An Empty Plate
HOW
How could this heart hold so much pain?
More pain, it felt, than there are children in the world.
How could your blind eyes and weak mind crush such a perfect little bud?
How do I stand after each fall, and then find my way back to you for more?
How can I ever learn to heal knowing that you cannot - but try to love you still?
How can you look and smell like my mother, but swallow me like a lion and scar me like an iron?
How can I learn to love myself enough to lose the numbing pain and feel myself breathe again?
-Dana Andrews
"How" is a poem I wrote in 1993 when I attended a Psychiatric day program facility on the west coast. I was suicidal. I wondered how I could love my own children when my mother couldn't love me. I wouldn't allow myself to recognize that I adored my children beyond comprehension, because my parents had no feelings for me.
I was a brilliant wreckage. At the program intake, I was told, "But you don't LOOK depressed." My nails were polished, my makeup skillfully applied and my outfit coordinated down to the socks. I was the perfect, intact image on the outside of the puzzle box; on the inside, I was a heap of detached, disjointed puzzle pieces. I succeeded in decorating the exterior of a soul that was decimated and demolished by a mother whose demons went unchecked. She suffered the same fate as I did, yet lacked the insight and inclination to break the cycle. She was the epitome of Borderline Personality Disorder. What a heinous legacy.
Two cross-country moves left me still seeking what I had yet to find. I faced the reality that neither coast nor the ground in-between could provide my mother's love. The daily care, incessant driving and overall nurturing of our five children left me sleep-deprived and hungry. My insatiable craving for acceptance, love, joy, and validation left me feeling hopeless. In desperation, I turned to a close friend. I entered into a love affair... with food.
Food became my drug of choice, an answer to many things. My overfilled stomach translated into a huge hug. Cream donuts, cookies, and chocolate cake became my closest chums; we were inseparable and loyal. While my mother's heart remained closed to me, my refrigerator and pantry doors were always open. As my hope for my mother's love dwindled, my growing girth was hard to ignore. I was no longer small or insignificant. Soon I found myself routinely and repeatedly binging and purging. For many years binging and purging became a hidden yet new normal for me. An increasing preoccupation with food supplanted my coping mechanism. I finally succeeded. I had replaced my mother with food.

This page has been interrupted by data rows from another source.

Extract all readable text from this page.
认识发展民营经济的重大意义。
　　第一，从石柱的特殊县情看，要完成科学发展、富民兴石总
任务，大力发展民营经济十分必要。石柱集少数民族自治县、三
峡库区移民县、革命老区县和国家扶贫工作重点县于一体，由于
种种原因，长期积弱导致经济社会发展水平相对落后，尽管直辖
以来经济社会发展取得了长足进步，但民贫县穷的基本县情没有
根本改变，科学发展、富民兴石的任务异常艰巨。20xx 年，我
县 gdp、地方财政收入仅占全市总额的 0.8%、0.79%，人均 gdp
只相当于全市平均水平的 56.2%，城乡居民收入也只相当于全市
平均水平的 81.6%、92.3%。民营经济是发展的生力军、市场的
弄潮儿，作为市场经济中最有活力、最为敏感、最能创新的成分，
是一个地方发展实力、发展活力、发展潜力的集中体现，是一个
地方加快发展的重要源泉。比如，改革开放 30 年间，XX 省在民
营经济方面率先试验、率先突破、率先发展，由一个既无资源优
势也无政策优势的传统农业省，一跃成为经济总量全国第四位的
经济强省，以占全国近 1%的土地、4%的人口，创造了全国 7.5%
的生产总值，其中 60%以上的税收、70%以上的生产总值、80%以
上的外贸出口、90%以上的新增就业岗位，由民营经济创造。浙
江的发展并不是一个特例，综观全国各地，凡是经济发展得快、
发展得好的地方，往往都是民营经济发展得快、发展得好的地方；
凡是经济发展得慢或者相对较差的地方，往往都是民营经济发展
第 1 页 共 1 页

After years of therapy, believing I had finally healed, I wrote Room in the Heart. Helping others to regain their validation from abuse became my passion and my mission. Between my book and this blog, I succeeded in satisfying my need for nurturing others. All the while I failed to satiate my overwhelming hunger to help myself fully recover from the abuse that consumed me while I incessantly consumed massive amounts of food. I longed to be thin because "thin" meant justification for my existence. Being overweight was unacceptable and invalidating. This struggle battered me morning, noon and night. Eating was the only thing that made me feel anything.
The winds of resistance failed to slow my kamikaze mission towards my destination of destruction. I began each day reminding myself that I would not eat, then surrendered to the only lifelong lifeline I ever knew. Binging and purging became as normal as breathing; they were the oxygen that sustained me when all I wanted to do was stop breathing and existing. I hated food for controlling me but loved it for comforting me.
This love/hate relationship needed to end.
My husband and children finally found a way to help me see the reality of my situation. After 20 years neither they nor I were able to take on the sickness that permeated all I was. I could no longer run, hide, or heal myself. The problem lay not in the pantry, fridge, grocery store or bakery. What ailed me was basted into every morsel of my being. I was forced to face the truth in the insanity I had become. I resisted and grieved; I was terrified to realize I was about to sever the tether that held me together for much of my life
I have an eating disorder.
After exhausting all other options, I contacted a well-known program for eating disorders. They were sensitive to and respectful of my issues. They listened, understood and empathized. They offered hope. To them, neither weight nor size mattered. My age and the fact that I was a mother and grandmother held no gravity; eating disorders can affect any of us. One thing that consistently entered into the mix was that neither food nor my being was good or bad. We are valid, and our choices are what ultimately matter.
My treatment has shown me there IS hope for me and many who have an eating disorder. It is an unfortunate and inaccurate fallacy that eating disorders are limited to anorexia; ultimately this prevents recognition for treatment for those who are not visibly restricting their food. What we eat, how we eat, and the rituals and reactions associated with food all reduce us to brittle crumbs leaving a trail of destruction and sometimes death.
More than anything, this program showed me who and what I am and am not.
I am a kind and worthy soul wanting to heal while helping others heal. I am deserving of healthy food that nourishes my body and enriches my life. I am NOT my abuse not nor am I the eating disorder it caused. The only size that matters is the amount of love I hold for myself and others. There is not enough food to fill an empty heart; only people can do that. That is my recipe for healing. Add a heaping helping of happy hugs. No refrigeration needed. Hugs should be warm, heartfelt and served generously.